Jesus tinha “autoridade” porque era alguém que se definiu, sabia o que queria, tinha uma causa em seu coração, não abria mão de alguns valores fundamentais, tinha clareza onde queria chegar...; só Ele era capaz de mover as pessoas, de fazer seguidores e não meros obedientes às suas ordens.

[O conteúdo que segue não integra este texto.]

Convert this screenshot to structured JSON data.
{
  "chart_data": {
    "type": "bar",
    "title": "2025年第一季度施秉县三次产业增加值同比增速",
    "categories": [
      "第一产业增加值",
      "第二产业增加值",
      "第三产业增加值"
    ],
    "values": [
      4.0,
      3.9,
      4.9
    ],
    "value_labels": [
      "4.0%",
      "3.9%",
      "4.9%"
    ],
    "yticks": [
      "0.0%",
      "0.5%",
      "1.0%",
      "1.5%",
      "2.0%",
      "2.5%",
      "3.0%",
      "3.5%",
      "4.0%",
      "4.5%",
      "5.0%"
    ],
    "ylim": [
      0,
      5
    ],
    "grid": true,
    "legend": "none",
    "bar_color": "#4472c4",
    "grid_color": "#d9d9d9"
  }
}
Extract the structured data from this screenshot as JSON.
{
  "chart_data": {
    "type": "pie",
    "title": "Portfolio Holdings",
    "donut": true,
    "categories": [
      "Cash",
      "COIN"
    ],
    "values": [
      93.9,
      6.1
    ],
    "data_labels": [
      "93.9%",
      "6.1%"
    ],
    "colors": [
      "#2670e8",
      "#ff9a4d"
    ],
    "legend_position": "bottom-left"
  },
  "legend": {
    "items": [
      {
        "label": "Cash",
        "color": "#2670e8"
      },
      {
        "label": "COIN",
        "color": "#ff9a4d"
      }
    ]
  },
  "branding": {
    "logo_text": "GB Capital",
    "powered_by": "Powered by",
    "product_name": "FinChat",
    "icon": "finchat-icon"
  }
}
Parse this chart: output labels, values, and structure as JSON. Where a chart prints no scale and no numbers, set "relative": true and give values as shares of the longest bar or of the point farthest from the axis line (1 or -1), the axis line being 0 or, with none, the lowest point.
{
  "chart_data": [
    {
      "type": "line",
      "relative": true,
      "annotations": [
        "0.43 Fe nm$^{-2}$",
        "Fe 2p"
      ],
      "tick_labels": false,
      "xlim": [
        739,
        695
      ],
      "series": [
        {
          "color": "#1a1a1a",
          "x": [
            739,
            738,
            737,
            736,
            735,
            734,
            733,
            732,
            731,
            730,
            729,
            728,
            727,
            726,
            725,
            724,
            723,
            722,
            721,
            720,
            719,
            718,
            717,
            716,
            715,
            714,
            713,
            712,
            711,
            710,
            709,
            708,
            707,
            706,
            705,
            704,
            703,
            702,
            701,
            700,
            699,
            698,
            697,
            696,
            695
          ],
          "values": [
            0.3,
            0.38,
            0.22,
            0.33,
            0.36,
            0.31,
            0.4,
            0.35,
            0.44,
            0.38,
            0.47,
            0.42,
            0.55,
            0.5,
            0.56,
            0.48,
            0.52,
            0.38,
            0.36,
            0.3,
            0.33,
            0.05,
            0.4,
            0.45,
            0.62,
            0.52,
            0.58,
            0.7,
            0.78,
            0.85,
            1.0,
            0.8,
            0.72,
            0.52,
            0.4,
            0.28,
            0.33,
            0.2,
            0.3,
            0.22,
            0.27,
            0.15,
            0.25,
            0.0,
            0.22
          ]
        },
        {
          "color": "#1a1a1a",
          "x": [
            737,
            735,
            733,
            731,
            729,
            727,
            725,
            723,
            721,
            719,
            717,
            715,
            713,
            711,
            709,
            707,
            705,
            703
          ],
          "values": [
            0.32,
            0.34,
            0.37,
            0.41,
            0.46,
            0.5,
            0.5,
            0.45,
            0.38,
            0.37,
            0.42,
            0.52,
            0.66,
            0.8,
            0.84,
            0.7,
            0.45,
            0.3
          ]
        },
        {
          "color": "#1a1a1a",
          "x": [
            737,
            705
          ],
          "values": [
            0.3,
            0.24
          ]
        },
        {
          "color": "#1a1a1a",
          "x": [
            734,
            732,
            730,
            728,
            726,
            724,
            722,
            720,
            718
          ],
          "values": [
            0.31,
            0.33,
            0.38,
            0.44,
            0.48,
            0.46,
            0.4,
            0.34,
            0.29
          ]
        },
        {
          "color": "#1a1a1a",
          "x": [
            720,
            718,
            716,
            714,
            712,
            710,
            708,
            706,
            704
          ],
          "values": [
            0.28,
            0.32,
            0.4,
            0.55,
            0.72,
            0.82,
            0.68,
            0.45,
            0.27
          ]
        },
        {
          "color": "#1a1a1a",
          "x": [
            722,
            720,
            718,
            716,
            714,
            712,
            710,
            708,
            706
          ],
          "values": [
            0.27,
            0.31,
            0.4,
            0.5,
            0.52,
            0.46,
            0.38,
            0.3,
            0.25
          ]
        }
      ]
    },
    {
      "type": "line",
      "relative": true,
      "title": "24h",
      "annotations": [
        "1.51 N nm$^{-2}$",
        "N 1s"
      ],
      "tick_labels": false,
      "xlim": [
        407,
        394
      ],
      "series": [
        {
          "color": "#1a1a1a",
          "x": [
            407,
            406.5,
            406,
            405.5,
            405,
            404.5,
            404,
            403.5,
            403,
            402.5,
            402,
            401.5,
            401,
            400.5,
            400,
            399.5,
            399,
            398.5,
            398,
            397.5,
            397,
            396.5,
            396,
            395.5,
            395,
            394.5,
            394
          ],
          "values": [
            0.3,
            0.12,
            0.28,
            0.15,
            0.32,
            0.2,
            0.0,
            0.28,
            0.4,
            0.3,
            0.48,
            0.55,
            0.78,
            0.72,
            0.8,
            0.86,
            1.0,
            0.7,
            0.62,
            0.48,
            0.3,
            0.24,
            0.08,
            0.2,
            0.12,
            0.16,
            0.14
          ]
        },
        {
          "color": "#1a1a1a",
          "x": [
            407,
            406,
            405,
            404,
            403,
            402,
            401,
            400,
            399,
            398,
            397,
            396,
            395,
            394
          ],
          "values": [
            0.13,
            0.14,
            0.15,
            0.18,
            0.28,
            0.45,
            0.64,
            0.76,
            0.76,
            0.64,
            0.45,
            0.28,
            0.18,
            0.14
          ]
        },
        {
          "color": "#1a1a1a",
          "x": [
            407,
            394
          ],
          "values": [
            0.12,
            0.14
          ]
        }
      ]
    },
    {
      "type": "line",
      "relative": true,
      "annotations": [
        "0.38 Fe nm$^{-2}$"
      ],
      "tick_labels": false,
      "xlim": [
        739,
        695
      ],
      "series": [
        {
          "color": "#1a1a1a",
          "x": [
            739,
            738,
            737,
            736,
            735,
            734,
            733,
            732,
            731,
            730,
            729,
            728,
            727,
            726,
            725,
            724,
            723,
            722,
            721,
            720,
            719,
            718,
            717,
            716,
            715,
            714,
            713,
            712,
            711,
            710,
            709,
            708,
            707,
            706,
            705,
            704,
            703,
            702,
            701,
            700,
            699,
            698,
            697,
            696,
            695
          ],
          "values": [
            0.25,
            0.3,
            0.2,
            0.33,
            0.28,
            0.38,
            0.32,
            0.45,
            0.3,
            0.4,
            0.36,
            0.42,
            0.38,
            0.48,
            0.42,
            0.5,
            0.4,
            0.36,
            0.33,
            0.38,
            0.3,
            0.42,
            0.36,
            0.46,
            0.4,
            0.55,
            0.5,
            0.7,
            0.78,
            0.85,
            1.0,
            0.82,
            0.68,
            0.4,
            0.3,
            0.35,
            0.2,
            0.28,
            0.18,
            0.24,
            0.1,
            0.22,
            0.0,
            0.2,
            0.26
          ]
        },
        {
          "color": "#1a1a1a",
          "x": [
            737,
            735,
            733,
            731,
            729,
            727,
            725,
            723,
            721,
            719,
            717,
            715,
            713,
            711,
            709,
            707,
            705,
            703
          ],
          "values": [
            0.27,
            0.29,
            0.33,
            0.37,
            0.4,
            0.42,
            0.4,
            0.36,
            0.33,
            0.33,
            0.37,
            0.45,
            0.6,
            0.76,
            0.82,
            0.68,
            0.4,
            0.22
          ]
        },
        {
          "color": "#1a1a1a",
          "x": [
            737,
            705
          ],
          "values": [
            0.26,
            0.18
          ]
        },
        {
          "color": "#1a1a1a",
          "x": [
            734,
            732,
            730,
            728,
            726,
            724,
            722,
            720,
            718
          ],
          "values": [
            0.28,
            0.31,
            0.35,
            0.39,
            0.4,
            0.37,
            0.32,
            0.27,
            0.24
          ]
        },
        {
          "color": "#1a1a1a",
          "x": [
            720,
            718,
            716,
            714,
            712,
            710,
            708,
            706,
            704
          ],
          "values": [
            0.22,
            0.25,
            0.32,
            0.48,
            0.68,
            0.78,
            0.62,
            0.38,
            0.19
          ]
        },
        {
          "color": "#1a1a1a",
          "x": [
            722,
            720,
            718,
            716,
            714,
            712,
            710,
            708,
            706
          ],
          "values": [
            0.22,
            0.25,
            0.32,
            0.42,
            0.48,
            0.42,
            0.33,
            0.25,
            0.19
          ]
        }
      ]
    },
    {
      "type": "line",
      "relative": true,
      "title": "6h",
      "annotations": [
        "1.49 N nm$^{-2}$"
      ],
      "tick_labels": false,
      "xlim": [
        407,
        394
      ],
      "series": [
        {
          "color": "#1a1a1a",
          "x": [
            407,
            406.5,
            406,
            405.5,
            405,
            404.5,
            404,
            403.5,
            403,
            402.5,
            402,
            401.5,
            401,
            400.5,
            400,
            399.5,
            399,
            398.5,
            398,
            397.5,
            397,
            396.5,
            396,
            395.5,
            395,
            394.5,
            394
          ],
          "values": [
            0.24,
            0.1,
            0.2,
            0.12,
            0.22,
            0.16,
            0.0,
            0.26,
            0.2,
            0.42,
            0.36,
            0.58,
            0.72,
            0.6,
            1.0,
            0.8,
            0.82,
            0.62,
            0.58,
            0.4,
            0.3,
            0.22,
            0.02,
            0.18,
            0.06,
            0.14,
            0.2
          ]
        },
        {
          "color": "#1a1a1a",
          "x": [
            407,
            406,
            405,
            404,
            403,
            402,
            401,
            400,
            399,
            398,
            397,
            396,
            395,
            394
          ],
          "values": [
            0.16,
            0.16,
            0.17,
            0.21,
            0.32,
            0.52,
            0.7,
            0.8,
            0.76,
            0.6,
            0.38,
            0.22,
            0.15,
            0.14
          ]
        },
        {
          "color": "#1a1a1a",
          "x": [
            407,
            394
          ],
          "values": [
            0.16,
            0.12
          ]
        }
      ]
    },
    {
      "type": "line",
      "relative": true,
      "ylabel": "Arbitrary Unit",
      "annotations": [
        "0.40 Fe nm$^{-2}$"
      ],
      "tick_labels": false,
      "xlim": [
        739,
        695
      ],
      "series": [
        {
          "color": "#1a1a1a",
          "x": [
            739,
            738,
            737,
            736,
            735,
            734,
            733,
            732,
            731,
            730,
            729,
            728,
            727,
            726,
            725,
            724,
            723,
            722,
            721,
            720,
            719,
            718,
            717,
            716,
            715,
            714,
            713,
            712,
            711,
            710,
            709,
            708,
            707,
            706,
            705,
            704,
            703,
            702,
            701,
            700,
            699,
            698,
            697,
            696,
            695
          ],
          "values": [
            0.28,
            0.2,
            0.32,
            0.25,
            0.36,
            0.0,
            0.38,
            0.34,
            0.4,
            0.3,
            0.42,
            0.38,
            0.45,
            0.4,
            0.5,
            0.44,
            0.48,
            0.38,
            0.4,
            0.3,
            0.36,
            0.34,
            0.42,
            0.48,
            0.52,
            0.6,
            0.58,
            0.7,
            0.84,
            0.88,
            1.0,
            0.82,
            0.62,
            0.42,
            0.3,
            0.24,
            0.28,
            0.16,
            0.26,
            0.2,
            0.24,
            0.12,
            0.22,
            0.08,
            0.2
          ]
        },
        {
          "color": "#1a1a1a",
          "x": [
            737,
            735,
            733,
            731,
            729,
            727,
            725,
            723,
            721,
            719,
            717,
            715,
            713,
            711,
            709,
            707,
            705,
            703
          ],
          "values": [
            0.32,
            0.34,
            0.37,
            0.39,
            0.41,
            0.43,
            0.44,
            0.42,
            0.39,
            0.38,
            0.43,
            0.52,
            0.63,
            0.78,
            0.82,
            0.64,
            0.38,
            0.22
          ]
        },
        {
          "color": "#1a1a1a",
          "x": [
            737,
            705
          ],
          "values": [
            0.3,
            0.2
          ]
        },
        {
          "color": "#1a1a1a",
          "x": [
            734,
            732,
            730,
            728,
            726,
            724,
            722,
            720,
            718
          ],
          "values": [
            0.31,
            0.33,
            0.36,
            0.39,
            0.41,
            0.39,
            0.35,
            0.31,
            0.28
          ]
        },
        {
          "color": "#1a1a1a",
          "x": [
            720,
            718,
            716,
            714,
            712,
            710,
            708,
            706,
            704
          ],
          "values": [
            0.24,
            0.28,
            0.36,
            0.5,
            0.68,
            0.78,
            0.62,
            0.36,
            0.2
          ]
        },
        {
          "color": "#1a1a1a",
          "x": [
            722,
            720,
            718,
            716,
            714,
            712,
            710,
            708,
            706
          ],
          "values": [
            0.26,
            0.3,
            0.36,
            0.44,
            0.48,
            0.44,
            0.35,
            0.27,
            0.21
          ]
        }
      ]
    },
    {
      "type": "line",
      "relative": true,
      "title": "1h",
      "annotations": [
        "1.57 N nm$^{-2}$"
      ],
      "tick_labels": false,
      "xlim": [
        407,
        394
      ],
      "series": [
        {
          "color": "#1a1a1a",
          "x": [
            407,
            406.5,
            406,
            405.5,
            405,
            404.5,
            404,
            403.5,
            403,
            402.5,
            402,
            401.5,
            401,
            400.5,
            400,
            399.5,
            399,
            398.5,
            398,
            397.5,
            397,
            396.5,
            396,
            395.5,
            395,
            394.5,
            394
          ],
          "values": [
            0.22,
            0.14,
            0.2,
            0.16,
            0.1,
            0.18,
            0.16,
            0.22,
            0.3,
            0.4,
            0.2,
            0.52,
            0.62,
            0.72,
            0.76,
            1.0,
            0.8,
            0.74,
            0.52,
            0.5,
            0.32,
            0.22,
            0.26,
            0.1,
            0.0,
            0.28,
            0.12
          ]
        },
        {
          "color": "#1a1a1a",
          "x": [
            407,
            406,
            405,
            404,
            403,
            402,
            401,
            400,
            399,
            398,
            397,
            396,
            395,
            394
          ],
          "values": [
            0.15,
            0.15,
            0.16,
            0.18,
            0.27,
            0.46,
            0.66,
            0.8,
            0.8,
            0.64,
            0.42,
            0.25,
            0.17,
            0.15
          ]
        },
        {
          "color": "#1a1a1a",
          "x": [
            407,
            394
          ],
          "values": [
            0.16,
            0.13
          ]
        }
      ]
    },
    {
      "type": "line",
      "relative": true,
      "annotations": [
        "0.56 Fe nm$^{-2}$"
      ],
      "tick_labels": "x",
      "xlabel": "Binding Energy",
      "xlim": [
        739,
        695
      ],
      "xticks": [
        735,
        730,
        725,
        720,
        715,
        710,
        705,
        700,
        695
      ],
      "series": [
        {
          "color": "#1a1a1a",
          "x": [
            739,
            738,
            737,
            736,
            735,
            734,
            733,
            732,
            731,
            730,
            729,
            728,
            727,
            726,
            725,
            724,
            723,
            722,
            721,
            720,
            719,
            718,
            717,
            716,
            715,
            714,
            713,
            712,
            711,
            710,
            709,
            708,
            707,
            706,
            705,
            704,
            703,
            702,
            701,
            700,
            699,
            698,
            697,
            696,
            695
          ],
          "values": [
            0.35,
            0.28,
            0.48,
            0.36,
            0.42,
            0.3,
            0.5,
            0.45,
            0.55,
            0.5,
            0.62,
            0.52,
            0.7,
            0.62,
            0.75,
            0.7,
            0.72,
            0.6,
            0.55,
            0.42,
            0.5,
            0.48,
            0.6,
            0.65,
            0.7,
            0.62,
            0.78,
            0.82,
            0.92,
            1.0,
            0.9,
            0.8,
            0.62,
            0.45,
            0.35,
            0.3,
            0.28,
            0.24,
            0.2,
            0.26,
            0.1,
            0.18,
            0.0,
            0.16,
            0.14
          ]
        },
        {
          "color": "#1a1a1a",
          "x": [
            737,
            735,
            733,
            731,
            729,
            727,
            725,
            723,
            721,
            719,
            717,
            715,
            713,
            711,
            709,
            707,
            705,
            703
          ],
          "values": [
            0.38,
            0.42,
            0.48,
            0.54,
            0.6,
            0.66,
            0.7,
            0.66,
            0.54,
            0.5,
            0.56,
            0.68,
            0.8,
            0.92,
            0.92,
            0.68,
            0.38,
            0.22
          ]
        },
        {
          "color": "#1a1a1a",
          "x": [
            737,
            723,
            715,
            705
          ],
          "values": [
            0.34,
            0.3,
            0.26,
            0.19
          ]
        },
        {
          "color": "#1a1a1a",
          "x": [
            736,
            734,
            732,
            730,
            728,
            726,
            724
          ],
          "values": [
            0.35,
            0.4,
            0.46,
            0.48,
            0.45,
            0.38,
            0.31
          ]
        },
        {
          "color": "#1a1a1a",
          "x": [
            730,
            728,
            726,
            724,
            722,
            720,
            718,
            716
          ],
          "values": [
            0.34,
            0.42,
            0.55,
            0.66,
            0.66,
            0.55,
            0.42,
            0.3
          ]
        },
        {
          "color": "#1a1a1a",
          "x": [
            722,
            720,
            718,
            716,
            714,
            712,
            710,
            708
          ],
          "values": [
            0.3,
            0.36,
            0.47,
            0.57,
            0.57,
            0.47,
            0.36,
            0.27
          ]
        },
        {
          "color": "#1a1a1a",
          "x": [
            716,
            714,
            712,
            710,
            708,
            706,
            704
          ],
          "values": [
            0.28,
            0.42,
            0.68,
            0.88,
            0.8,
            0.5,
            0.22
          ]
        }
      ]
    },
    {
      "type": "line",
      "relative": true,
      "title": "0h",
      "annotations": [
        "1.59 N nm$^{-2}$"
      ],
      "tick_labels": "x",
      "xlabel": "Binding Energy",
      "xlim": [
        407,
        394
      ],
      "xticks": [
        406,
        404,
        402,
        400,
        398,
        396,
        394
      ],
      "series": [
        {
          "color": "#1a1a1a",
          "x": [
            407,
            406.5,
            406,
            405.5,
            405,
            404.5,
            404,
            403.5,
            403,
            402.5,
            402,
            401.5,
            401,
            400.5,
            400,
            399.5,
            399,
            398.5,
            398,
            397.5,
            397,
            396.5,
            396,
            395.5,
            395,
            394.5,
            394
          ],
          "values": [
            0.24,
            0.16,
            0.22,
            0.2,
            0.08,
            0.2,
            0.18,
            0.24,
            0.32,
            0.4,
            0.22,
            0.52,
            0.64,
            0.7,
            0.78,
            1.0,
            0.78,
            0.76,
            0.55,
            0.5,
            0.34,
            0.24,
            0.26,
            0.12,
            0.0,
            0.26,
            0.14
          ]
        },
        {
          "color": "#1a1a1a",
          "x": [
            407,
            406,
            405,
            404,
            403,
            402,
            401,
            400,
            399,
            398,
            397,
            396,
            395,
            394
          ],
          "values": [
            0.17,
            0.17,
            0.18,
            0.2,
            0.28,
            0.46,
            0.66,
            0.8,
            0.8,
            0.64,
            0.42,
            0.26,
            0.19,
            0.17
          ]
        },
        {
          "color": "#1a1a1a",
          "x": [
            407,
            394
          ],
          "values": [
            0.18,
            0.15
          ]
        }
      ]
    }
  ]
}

Texto bíblico: Mc 10,35-45
Na
oração:
Liderar com autoridade
implica espírito de confiança, tratar o outro com bondade, ouvir atentamente,
ter verdadeiro respeito para com os talentos do outro, ter real interesse por
ajudar o outro para que tenha êxito, confiar responsabilidade, manter acesa a
chama do sonho para que cada um possa tirar o melhor de si mesmo a favor da
comunidade, sintonizar com os princípios profundos e permanentes da vida,
expressar consideração, elogio e reconhecimento pela atuação do outro... Enfim,
liderar a serviço dos outros nos livra das algemas do ego e da concentração em
nós mesmos, destruindo a alegria de viver.
Não
somos “filhos(as) de Zebedeu”; somos “companheiros(as) de Jesus” e
amigos(as) entre nós, e compreendemos que só esse companheirismo energiza
nossos esforços e potencializa nossas iniciativas.
- O que há em mim de busca de poder,
mesmo que seja em minhas relações mais próximas; O que há em mim de serviço
gratuito?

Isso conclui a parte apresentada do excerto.